Por Cláudia Versiani, enviado ao Cafezinho
Minas Gerais é o terceiro estado no ranking do PIB brasileiro. A capital, Belo Horizonte, já foi indicada pelo Population Crisis Commitee, da ONU, como a cidade com melhor qualidade de vida na América Latina, e, no mundo, a 45ª entre as 100 melhores do mundo. Em 2009 aparecia como uma das dez melhores para se fazer negócios na América Latina, à frente de Brasília, Rio e Curitiba. No entanto, a variação entre o rendimento da região mais rica e a mais pobre chega a 2.347%, segundo o IBGE. Ou seja, os moradores de bairros nobres ganham 24 vezes mais do que os da periferia. Tudo normal, ninguém se espanta.
Na capital mineira, na década de 60 do século passado era comum à noite, depois do jantar, pessoas baterem à porta das casas pedindo restos de comida. Geralmente traziam uma lata, na qual os restos eram postos misturados, como lavagem para porcos. Sem qualquer estranhamento. Talvez essas pessoas fossem vistas como pertencentes a outra espécie que não a humana.
Nos mesmos anos 60 a pobreza brasileira era romantizada nas canções – “o morro não tem vez, e o que ele fez já foi demais (…) quando derem vez ao morro toda a cidade vai cantar…”. Estrangeiros em visita ao Brasil, espantados com a indecente distribuição de renda, diziam que o país estava sobre um barril de pólvora.
A pólvora explodiu, como se sabe. Além da miséria, o tráfico de drogas, praticamente inexistente há poucas dezenas de anos, hoje é ameaça nacional, com ramificações perigosas e soldados arregimentados nas periferias. As cidades cantam hinos fúnebres para seus mortos das mais variadas origens, de pobres a policiais, passando por um ou outro membro da classe média – esses, com espaço nos noticiários, comoção generalizada e, dependendo das circunstâncias, exortações veementes à redução da maioridade penal.
Belo Horizonte é citada aqui apenas como exemplo. Apenas porque a cidade choca o incauto visitante pela quantidade de cercas de arame farpado, ou seu sucedâneo, em residências, escolas, prédios de apartamento, oficinas, construções. A cidade se precavê contra hordas de bárbaros – os pobres, cada vez mais vistos como de outra espécie que não a humana. Os pobres que assustam e enojam, dos quais as crianças correm e os adultos se esquivam.
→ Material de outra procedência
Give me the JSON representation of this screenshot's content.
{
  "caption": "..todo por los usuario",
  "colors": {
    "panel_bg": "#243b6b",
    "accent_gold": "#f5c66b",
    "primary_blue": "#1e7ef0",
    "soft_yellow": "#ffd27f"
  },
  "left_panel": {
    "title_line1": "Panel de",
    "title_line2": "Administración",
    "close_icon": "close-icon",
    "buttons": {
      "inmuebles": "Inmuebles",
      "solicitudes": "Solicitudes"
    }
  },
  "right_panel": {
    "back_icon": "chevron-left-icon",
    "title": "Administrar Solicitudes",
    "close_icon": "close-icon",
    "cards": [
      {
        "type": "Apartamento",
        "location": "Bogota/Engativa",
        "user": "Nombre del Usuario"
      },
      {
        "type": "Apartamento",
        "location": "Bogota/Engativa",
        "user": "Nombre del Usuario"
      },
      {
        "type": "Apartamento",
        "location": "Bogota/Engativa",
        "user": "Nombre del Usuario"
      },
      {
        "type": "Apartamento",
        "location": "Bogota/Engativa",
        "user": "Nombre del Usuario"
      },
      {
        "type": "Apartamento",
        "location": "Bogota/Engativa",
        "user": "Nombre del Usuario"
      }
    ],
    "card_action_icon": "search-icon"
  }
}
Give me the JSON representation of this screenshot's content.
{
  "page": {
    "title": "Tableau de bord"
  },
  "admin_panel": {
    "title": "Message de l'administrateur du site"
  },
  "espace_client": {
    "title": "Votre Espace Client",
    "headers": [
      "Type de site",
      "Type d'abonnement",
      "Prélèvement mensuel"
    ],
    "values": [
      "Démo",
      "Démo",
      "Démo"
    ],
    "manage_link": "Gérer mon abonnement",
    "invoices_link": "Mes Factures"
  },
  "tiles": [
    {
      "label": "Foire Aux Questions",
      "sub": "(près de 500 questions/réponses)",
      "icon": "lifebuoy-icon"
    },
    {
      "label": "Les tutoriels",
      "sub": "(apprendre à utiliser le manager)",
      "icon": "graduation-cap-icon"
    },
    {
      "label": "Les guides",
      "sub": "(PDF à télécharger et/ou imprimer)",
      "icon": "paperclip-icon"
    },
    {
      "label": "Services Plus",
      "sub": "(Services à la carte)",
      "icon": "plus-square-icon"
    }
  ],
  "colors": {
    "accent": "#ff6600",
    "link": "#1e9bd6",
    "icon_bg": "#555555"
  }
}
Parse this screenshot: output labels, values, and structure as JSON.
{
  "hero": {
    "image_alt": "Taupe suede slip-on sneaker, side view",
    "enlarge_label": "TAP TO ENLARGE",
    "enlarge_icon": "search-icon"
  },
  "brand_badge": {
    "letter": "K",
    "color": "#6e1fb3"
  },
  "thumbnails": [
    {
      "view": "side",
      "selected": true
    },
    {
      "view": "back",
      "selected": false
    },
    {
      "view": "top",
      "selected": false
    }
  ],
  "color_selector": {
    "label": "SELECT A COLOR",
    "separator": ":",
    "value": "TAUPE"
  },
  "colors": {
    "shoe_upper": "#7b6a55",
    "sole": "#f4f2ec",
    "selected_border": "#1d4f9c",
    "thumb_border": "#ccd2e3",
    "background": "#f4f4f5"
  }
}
Os pobres quase bichos – e bem menos valiosos do que os animaizinhos de estimação atendidos em pet shops.
Os recentes massacres em presídios brasileiros – chamados de acidente pelo sujeito que se senta à cadeira presidencial e carece de um bom dicionário – expõem a face mais bárbara do apartheid. No presídio em Manaus não tinha santo, disse o governador do Amazonas. Deveria haver um massacre por semana, acrescentou o inacreditável secretário nacional da Juventude do sedizente governo Temer. Está tudo sob controle, garantiu o ministro da Justiça, antes do terceiro massacre, ocorrido em seguida numa cadeia no Centro de Manaus, e antes de ser desmascarado em cadeia nacional por ter mentido sobre pedido da governadora de Roraima para socorrer a periclitante situação prisional do estado.
A imprensa estrangeira mostra espanto pela indiferença da sociedade brasileira aos massacres de quase uma centena de presos, ocorridos com requintes de crueldade, como decapitações. Sem contar que, em 2016, nas prisões brasileiras morreu um preso por dia de forma violenta.
Mas o Brasil é um país reacionário, conservador, extremamente retrógrado, como bem disse o ex-governador de São Paulo, Cláudio Lembo, em recente entrevista. E em certos segmentos da população impera a fantasia meritocrática, segundo a qual os pobres são culpados pela própria pobreza. Qualquer movimento para dirimir as diferenças sociais é visto como ameaça aos privilégios seculares das classes mais favorecidas, e como favor aos “vagabundos” incapazes de gerir a própria vida. Como corolário, presos não merecem respeito, que dirá compaixão. Nas prisões não há santos, detentos não têm direitos e deveriam se autodestruir com mais frequência para “limpar” a sociedade.
São de outra espécie que não a humana. As crianças aprendem isso desde a mais tenra idade. O rolo de arame farpado no muro de uma escola em Belo Horizonte, mesmo para atender a uma necessidade, é simbólico. Mostra às crianças, tanto as do lado de fora quanto as de dentro, a que espécie pertencem.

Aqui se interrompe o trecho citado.